With the project settings in place, we can start working on the player-controlled character.

The first scene will define the Player object. One of the benefits of creating a separate Player scene is that we can test it separately, even before we've created other parts of the game.


To begin, we need to choose a root node for the player object. As a general rule, a scene's root node should reflect the object's desired functionality - what the object is. Click the "Other Node" button and add an Area2D node to the scene.


Godot näyttää varoitus kuvakkeen solmun vieressä skenepuussa. Voit sivuuttaa sen nyt. Me huomioimme sen myöhemmin.

With Area2D we can detect objects that overlap or run into the player. Change the node's name to Player by double-clicking on it. Now that we've set the scene's root node, we can add additional nodes to give it more functionality.

Ennen kuin lisäämme Player solmulle yhtään alisolmuja, haluamme pitää huolen ettemme vahingossa siirrä niitä tai muuta niiden kokoa napsauttamalla niitä. Valitse solmu ja napsauta lukon vasemmalla puolella olevaa kuvaketta; sen työkaluvihjeessä lukee "Varmistaa, ettei objektin alisolmuja voi valita."


Save the scene. Click Scene -> Save, or press Ctrl + S on Windows/Linux or Cmd + S on macOS.


Tässä projektissa noudatamme Godotin nimeämiskäytäntöjä.

  • GDScript: Luokat (solmut) käyttävät PascalCase tyyliä, muuttujat ja funktiot käyttävät snake_case tyyliä, ja vakiot käyttävät ALL_CAPS tyyliä (katso GDScript style guide).

  • C#: Classes, export variables and methods use PascalCase, private fields use _camelCase, local variables and parameters use camelCase (See C# style guide).

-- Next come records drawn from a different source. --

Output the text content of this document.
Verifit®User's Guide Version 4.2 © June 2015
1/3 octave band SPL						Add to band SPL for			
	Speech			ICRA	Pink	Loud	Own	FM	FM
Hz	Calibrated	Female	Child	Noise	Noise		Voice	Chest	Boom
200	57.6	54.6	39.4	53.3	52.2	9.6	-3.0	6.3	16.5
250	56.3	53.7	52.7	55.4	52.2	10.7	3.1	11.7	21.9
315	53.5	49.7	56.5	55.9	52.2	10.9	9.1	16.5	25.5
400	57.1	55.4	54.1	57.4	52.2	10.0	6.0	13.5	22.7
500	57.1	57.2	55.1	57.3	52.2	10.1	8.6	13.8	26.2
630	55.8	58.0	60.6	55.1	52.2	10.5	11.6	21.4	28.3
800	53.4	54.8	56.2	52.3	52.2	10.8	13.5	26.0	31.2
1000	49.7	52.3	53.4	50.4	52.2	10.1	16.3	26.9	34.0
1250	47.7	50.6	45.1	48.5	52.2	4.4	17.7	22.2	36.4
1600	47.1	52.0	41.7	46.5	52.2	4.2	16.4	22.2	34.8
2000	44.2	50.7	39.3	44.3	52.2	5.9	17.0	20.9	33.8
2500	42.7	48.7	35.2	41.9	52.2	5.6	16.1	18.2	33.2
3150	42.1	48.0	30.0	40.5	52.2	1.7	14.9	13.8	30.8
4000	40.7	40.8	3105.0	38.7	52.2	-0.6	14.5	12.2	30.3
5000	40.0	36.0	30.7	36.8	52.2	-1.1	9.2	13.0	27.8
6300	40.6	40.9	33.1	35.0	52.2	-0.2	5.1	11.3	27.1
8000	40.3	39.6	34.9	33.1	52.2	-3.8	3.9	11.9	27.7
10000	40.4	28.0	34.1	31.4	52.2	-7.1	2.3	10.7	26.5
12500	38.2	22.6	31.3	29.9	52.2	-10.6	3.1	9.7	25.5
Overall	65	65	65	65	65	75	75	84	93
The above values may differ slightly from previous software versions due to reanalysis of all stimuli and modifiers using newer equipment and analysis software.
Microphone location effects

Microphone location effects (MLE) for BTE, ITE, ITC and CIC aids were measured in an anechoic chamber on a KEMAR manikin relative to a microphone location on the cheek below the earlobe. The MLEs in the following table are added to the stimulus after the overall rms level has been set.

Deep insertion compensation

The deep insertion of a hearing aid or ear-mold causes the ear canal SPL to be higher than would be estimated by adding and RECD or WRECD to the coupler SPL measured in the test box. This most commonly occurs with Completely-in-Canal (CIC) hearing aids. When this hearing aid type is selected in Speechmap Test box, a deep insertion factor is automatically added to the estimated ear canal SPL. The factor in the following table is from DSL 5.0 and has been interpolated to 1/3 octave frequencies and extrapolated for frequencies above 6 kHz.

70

Be careful to type the method names precisely when connecting signals.

Spriten animaatio

Click on the Player node and add an AnimatedSprite node as a child. The AnimatedSprite will handle the appearance and animations for our player. Notice that there is a warning symbol next to the node. An AnimatedSprite requires a SpriteFrames resource, which is a list of the animations it can display. To create one, find the Frames property in the Inspector and click "[empty]" -> "New SpriteFrames". Click again to open the "SpriteFrames" panel:


On the left is a list of animations. Click the "default" one and rename it to "walk". Then click the "New Animation" button to create a second animation named "up". Find the player images in the "FileSystem" tab - they're in the art folder you unzipped earlier. Drag the two images for each animation, named playerGrey_up[1/2] and playerGrey_walk[1/2], into the "Animation Frames" side of the panel for the corresponding animation:


The player images are a bit too large for the game window, so we need to scale them down. Click on the AnimatedSprite node and set the Scale property to (0.5, 0.5). You can find it in the Inspector under the Node2D heading.


Finally, add a CollisionShape2D as a child of Player. This will determine the player's "hitbox", or the bounds of its collision area. For this character, a CapsuleShape2D node gives the best fit, so next to "Shape" in the Inspector, click "[empty]"" -> "New CapsuleShape2D". Using the two size handles, resize the shape to cover the sprite:


Kun olet valmis, Player skenesi pitäisi näyttää tältä:


Make sure to save the scene again after these changes.

In the next part, we'll add a script to the player node to move and animate it. Then, we'll set up collision detection to know when the player got hit by something.